Le Tribunal administratif de Melun, statuant en référé sur le fondement de l'article L. 521-3 du code de justice administrative, était saisi par M. A d'une demande d'injonction visant à obtenir un rendez-vous pour le dépôt de sa demande de titre de séjour. En cours d'instance, la préfète du Val-de-Marne a convoqué l'intéressé, et ce dernier n'a pas contesté la réalité de ce rendez-vous ni l'enregistrement de sa demande. Le juge a donc constaté un non-lieu à statuer sur les conclusions aux fins d'injonction et d'astreinte, devenues sans objet, et a rejeté le surplus des conclusions, notamment celles relatives aux frais de justice.

Texte intégral

Vu la procédure suivante :

Par une requête enregistrée le 1er mars 2024, M. B A demande au juge des référés, sur le fondement de l'article L. 521-3 du code de justice administrative :

1°) d'enjoindre à la préfète du Val-de-Marne de lui donner un rendez-vous pour le dépôt de sa demande de titre de séjour et la remise d'un récépissé avec autorisation de travail, dans un délai de sept jours, sous astreinte de 100 euros par jour de retard ;

2°) de mettre à la charge de l'État une somme de 500 euros en application de l'article L. 761-1 du code de justice administrative.

Par un mémoire en défense enregistré le 12 mars 2024, la préfète du Val-de-Marne conclut au non-lieu à statuer sur les conclusions aux fins d'injonction et d'astreinte et au rejet du surplus des conclusions de la requête.

La préfète du Val-de-Marne fait valoir que M. A a été convoqué pour le

26 mars 2024 en vue du dépôt de sa demande de titre de séjour en qualité de membre de famille de réfugié.

Vu les autres pièces du dossier.

Vu le code de justice administrative.

Considérant ce qui suit :

1. Aux termes de l'article L. 521-3 du code de justice administrative : " En cas d'urgence et sur simple requête qui sera recevable même en l'absence de décision administrative préalable, le juge des référés peut ordonner toutes autres mesures utiles sans faire obstacle à l'exécution d'aucune décision ".

2. En cours d'instance, la préfète du Val-de-Marne indique avoir convoqué M. A le 26 mars 2024 pour déposer sa demande de titre de séjour. M. A ne soutient, sept mois plus tard, ni que ce rendez-vous n'aurait pas effectivement eu lieu, ni que sa demande de titre de séjour n'aurait pas pu être enregistrée, ni qu'un récépissé ne lui aurait pas été délivré. Dans ces conditions, les conclusions aux fins d'injonction et d'astreinte présentées par M. A doivent être regardées comme étant devenues sans objet et il n'y a plus lieu d'y statuer.

3. Dans les circonstances de l'espèce, il n'y a pas lieu de faire droit aux conclusions que M. A présente sur le fondement de l'article L. 761-1 du code de justice administrative.

O R D O N N E :

Article 1er : Il n'y a plus lieu de statuer sur les conclusions aux fins d'injonction et d'astreinte présentées par M. A.

Article 2 : Le surplus des conclusions de la requête est rejeté.

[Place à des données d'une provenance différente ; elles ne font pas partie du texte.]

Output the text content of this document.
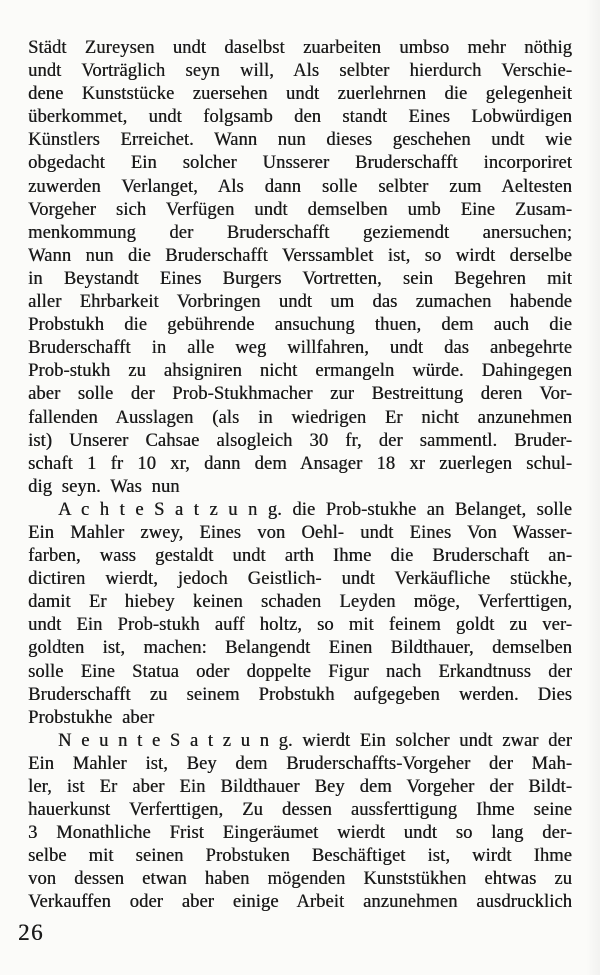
Städt Zureysen undt daselbst zuarbeiten umbso mehr nöthig
undt Vorträglich seyn will, Als selbter hierdurch Verschie-
dene Kunststücke zuersehen undt zuerlehrnen die gelegenheit
überkommet, undt folgsamb den standt Eines Lobwürdigen
Künstlers Erreichet. Wann nun dieses geschehen undt wie
obgedacht Ein solcher Unsserer Bruderschafft incorporiret
zuwerden Verlanget, Als dann solle selbter zum Aeltesten
Vorgeher sich Verfügen undt demselben umb Eine Zusam-
menkommung der Bruderschafft geziemendt anersuchen;
Wann nun die Bruderschafft Verssamblet ist, so wirdt derselbe
in Beystandt Eines Burgers Vortretten, sein Begehren mit
aller Ehrbarkeit Vorbringen undt um das zumachen habende
Probstukh die gebührende ansuchung thuen, dem auch die
Bruderschafft in alle weg willfahren, undt das anbegehrte
Prob-stukh zu ahsigniren nicht ermangeln würde. Dahingegen
aber solle der Prob-Stukhmacher zur Bestreittung deren Vor-
fallenden Ausslagen (als in wiedrigen Er nicht anzunehmen
ist) Unserer Cahsae alsogleich 30 fr, der sammentl. Bruder-
schaft 1 fr 10 xr, dann dem Ansager 18 xr zuerlegen schul-
dig seyn. Was nun
A c h t e S a t z u n g. die Prob-stukhe an Belanget, solle
Ein Mahler zwey, Eines von Oehl- undt Eines Von Wasser-
farben, wass gestaldt undt arth Ihme die Bruderschaft an-
dictiren wierdt, jedoch Geistlich- undt Verkäufliche stückhe,
damit Er hiebey keinen schaden Leyden möge, Verferttigen,
undt Ein Prob-stukh auff holtz, so mit feinem goldt zu ver-
goldten ist, machen: Belangendt Einen Bildthauer, demselben
solle Eine Statua oder doppelte Figur nach Erkandtnuss der
Bruderschafft zu seinem Probstukh aufgegeben werden. Dies
Probstukhe aber
N e u n t e S a t z u n g. wierdt Ein solcher undt zwar der
Ein Mahler ist, Bey dem Bruderschaffts-Vorgeher der Mah-
ler, ist Er aber Ein Bildthauer Bey dem Vorgeher der Bildt-
hauerkunst Verferttigen, Zu dessen aussferttigung Ihme seine
3 Monathliche Frist Eingeräumet wierdt undt so lang der-
selbe mit seinen Probstuken Beschäftiget ist, wirdt Ihme
von dessen etwan haben mögenden Kunststükhen ehtwas zu
Verkauffen oder aber einige Arbeit anzunehmen ausdrucklich
26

Article 3 : La présente ordonnance sera notifiée à M. B A et au ministre de l'intérieur.

Copie en sera transmise à la préfète du Val-de-Marne.

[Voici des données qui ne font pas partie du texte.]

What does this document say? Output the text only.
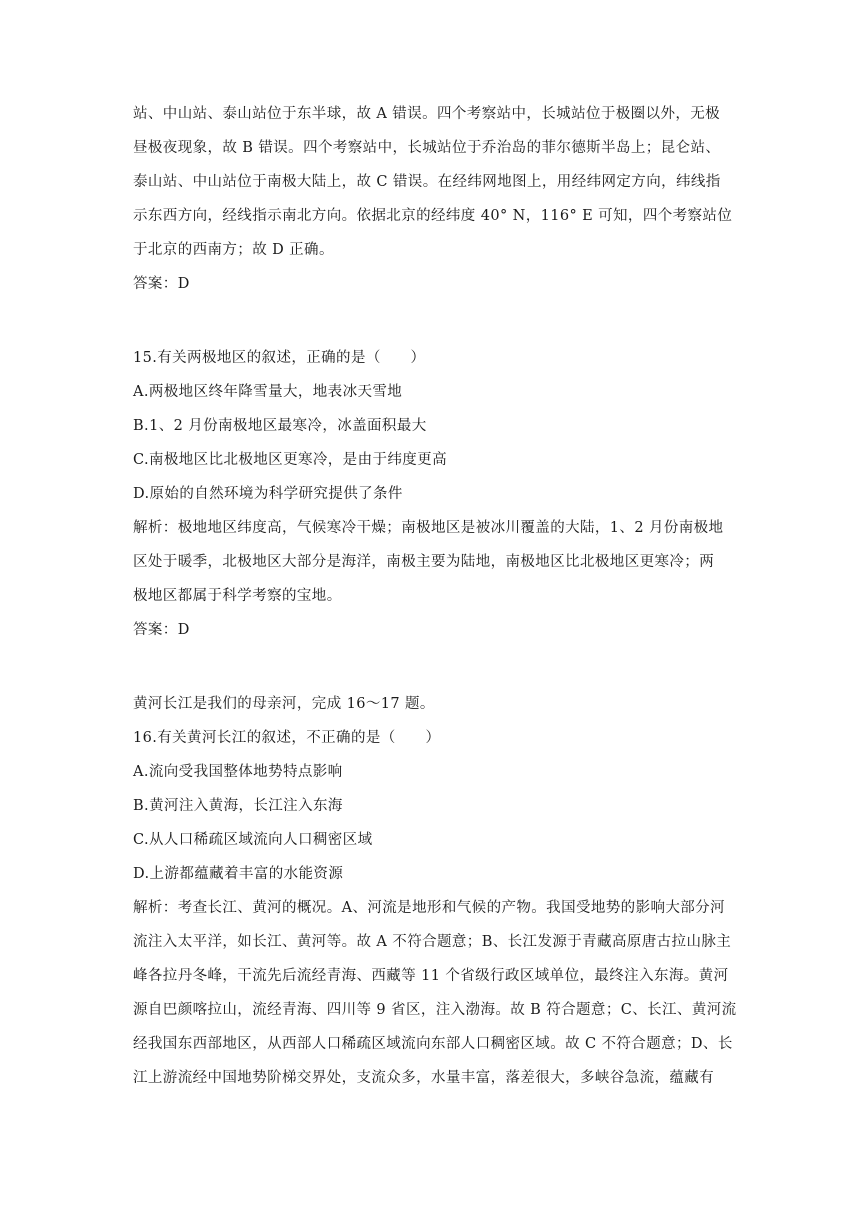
站、中山站、泰山站位于东半球，故 A 错误。四个考察站中，长城站位于极圈以外，无极
昼极夜现象，故 B 错误。四个考察站中，长城站位于乔治岛的菲尔德斯半岛上；昆仑站、
泰山站、中山站位于南极大陆上，故 C 错误。在经纬网地图上，用经纬网定方向，纬线指
示东西方向，经线指示南北方向。依据北京的经纬度 40° N，116° E 可知，四个考察站位
于北京的西南方；故 D 正确。
答案：D
15.有关两极地区的叙述，正确的是（　　）
A.两极地区终年降雪量大，地表冰天雪地
B.1、2 月份南极地区最寒冷，冰盖面积最大
C.南极地区比北极地区更寒冷，是由于纬度更高
D.原始的自然环境为科学研究提供了条件
解析：极地地区纬度高，气候寒冷干燥；南极地区是被冰川覆盖的大陆，1、2 月份南极地
区处于暖季，北极地区大部分是海洋，南极主要为陆地，南极地区比北极地区更寒冷；两
极地区都属于科学考察的宝地。
答案：D
黄河长江是我们的母亲河，完成 16～17 题。
16.有关黄河长江的叙述，不正确的是（　　）
A.流向受我国整体地势特点影响
B.黄河注入黄海，长江注入东海
C.从人口稀疏区域流向人口稠密区域
D.上游都蕴藏着丰富的水能资源
解析：考查长江、黄河的概况。A、河流是地形和气候的产物。我国受地势的影响大部分河
流注入太平洋，如长江、黄河等。故 A 不符合题意；B、长江发源于青藏高原唐古拉山脉主
峰各拉丹冬峰，干流先后流经青海、西藏等 11 个省级行政区域单位，最终注入东海。黄河
源自巴颜喀拉山，流经青海、四川等 9 省区，注入渤海。故 B 符合题意；C、长江、黄河流
经我国东西部地区，从西部人口稀疏区域流向东部人口稠密区域。故 C 不符合题意；D、长
江上游流经中国地势阶梯交界处，支流众多，水量丰富，落差很大，多峡谷急流，蕴藏有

Fait à Melun, le 4 novembre 2024.

La juge des référés,

Signé : C. Ledamoisel

La République mande et ordonne au ministre de l'intérieur en ce qui le concerne ou à tous commissaires de justice à ce requis en ce qui concerne les voies de droit commun, contre les parties privées, de pourvoir à l'exécution de la présente décision.